Going to the Doctor always means waiting:
There were also 2 small cyst looking things, each about the size of a marble, one on the top of her right thigh and the other on her back up by her neck. My regular vet had checked these awhile back and said they were nothing to worry about. Dr. O took a sample of each and they turned out to be harmless sebaceous cysts full of pimply material. Ewww. She said that they may burst at some point or abcess, which is exactly what happened to Nova last year with one on her back. It just kept getting bigger and bigger (the kids called it the "Volcano") and the vet said it would eventually burst. Which of course it did one morning as she jumped into bed with my 12-year-old son Ben who started screaming that "Nova's volcano is erupting!" all over his precious American Eagle outfit. Hee hee.
Dr. O also told me that Nova was a perfect "poster child" for amputees and that they had taken a bunch of pictures of her for training purposes. Of course I was like, "Gee, I'd love to see those pictures" but they are actually pretty graphic surgical pictures and things like demonstrations on how to insert a spinal catheter. Uhhhh... no thanks, I will pass on that. She commented on how terrific Nova's attitude was and that she has had a wonderful recovery. The road is apparently not as easy for most dogs. I realize that and am so thankful that Nova has been doing so well.

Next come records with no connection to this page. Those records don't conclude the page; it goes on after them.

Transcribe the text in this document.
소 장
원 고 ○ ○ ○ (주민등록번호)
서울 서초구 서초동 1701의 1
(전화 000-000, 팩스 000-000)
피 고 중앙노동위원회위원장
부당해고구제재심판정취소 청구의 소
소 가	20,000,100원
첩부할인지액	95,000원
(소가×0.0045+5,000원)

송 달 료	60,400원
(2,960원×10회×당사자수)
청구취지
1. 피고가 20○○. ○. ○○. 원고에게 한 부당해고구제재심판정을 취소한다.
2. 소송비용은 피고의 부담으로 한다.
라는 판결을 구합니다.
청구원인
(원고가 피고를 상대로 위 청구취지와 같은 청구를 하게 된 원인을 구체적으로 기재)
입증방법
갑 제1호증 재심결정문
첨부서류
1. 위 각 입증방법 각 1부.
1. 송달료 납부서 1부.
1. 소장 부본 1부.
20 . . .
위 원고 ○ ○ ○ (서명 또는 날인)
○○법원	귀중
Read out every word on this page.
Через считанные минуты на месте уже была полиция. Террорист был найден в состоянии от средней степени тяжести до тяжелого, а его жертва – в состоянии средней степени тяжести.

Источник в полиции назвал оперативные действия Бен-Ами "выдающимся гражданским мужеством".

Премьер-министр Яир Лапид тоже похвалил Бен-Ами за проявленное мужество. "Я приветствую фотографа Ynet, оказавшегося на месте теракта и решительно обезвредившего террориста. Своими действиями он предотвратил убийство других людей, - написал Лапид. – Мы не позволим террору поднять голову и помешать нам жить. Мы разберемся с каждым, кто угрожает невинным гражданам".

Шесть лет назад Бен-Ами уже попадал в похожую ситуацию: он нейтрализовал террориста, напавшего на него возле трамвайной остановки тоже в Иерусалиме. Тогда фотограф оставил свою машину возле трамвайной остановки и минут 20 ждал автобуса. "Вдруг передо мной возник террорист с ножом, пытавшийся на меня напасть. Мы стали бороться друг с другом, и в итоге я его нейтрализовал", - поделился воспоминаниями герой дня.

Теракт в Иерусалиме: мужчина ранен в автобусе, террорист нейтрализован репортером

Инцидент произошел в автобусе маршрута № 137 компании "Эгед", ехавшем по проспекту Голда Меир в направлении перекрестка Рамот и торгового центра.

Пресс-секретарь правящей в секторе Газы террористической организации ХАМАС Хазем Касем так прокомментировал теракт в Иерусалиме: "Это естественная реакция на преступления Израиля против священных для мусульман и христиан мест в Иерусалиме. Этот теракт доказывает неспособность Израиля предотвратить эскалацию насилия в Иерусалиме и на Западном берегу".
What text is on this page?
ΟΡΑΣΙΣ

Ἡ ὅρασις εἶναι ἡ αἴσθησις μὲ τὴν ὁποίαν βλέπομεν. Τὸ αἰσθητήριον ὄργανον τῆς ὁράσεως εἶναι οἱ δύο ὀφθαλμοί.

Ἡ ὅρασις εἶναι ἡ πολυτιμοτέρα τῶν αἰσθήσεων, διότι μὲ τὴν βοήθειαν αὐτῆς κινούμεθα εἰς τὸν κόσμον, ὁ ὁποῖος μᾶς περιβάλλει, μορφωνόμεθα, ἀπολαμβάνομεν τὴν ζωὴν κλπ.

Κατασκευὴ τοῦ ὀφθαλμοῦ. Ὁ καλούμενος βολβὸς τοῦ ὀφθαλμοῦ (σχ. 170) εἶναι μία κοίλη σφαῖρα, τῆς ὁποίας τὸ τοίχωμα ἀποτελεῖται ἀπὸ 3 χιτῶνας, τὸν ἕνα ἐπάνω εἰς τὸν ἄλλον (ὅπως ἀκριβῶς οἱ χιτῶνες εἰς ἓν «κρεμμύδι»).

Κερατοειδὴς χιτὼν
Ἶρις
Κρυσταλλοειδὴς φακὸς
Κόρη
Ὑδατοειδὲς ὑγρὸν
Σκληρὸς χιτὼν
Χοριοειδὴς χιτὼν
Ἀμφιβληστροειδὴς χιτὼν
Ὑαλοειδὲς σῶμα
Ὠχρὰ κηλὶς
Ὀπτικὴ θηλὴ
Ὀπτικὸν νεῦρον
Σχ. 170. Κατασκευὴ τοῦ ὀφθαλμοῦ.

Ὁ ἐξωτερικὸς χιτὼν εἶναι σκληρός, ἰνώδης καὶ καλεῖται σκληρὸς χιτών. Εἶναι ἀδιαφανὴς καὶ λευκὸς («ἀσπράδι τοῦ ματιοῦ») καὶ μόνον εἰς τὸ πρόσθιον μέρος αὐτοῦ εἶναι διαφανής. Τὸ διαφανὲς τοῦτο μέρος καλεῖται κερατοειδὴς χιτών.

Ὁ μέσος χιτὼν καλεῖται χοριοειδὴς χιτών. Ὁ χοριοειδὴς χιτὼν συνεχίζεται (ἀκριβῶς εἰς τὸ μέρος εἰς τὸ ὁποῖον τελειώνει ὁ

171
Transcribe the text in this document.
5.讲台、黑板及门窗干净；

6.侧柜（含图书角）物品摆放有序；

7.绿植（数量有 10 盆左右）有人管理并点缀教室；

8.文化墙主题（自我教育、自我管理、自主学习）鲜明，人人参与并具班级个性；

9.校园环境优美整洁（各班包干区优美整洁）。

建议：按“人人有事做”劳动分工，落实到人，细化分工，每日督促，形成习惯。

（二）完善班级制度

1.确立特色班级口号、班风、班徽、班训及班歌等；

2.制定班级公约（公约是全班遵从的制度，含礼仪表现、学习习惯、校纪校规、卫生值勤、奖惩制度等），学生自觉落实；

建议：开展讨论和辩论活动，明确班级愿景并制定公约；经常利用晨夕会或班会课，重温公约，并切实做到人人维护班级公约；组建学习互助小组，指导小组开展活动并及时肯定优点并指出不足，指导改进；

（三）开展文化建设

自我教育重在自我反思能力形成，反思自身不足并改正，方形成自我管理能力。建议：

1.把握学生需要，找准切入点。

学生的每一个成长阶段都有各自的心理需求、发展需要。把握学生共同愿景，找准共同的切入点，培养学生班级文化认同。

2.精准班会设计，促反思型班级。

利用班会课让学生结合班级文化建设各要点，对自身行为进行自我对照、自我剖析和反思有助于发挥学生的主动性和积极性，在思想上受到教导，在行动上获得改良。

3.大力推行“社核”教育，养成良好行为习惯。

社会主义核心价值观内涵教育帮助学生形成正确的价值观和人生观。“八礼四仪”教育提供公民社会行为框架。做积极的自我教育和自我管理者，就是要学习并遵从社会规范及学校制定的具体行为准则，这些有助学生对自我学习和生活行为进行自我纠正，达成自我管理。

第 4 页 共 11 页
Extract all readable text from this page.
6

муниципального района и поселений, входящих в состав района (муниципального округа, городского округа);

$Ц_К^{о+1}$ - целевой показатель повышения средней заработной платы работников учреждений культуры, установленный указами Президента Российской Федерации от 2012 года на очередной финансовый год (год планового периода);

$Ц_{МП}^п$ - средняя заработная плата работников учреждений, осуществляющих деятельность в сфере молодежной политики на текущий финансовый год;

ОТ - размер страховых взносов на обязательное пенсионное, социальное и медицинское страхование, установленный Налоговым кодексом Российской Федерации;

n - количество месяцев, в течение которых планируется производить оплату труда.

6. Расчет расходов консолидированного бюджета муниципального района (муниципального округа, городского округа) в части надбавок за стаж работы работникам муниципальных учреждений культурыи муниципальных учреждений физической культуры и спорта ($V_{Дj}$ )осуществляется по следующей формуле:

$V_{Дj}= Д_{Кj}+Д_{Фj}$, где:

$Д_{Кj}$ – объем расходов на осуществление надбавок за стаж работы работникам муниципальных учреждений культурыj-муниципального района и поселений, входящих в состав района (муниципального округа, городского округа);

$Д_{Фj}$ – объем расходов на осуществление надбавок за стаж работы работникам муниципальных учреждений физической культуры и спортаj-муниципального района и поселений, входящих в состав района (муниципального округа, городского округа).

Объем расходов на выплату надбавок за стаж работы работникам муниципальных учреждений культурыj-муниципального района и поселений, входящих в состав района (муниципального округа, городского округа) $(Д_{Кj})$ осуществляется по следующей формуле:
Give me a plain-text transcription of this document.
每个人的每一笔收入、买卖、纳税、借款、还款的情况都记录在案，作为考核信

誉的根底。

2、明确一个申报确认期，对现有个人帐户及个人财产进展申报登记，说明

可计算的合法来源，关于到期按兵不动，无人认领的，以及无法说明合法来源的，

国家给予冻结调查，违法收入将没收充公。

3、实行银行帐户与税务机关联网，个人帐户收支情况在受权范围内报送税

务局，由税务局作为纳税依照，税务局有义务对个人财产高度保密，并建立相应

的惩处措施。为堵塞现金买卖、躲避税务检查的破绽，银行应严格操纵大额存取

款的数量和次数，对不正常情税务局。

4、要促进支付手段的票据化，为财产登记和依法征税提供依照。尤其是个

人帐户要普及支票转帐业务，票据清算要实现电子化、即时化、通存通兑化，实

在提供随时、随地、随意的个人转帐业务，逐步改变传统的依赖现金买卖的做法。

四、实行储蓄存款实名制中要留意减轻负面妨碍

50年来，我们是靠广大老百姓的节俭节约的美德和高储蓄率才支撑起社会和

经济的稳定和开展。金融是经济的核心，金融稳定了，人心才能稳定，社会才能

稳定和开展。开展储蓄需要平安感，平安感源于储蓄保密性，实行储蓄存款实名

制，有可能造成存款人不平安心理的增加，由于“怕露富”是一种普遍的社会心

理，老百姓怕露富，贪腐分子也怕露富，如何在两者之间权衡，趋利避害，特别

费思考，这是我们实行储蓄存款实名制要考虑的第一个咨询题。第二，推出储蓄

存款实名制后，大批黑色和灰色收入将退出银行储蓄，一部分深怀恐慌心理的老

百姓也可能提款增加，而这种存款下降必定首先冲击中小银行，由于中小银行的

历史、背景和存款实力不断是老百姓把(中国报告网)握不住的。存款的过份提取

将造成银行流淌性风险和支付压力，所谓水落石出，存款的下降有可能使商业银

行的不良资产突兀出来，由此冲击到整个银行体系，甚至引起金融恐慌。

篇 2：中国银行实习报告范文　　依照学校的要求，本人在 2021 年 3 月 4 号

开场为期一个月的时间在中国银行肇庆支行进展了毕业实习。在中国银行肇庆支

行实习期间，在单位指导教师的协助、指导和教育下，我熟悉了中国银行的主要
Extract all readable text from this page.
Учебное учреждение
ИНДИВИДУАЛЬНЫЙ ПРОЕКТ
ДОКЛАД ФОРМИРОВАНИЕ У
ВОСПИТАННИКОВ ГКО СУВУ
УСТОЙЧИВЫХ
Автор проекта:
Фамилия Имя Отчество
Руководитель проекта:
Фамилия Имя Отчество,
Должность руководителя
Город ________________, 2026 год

Her incision is looking great! Check it out:
The only thing about it that bothers me is that her hair is growing back VERY slowly! So she still looks naked on her incision side. Dr. O said that the hair would grow back faster after we finish up the Carboplatin in February. So Nova will not have her fur when she needs it most (she still wears her fleece coat, we just took it off at the Doctor).
During the time the administered the Carbo (they do it in the back so I am not allowed to watch) I ran out to shop at the nearby REI and running store, and made it back a little after she was done. She was standing out in the parking lot with the techinician, who was laughing. She said that Nova really, really had to go potty, but she wouldn't go to the designated area because there was snow there. So she was pacing and supposedly waiting for Mommy. Well, I took her right over there and she jumped right in to the snow and took one of those 10-minute Niagra Falls pees immediately. She is such a Mommy's girl!
It's amazing how I now take time to notice little things. One thing that was really sweet was that I found Emmy and Nova yesterday curled up in their signature butt-to-butt sleeping pose. This is really the first time since the surgery that I have seen them snuggle together. Emmy has been so stand-offish, like she noticed that something was wrong or different with Nova, and figuredshe needed to stay away. It was so nice to see them snuggle up like sisters again.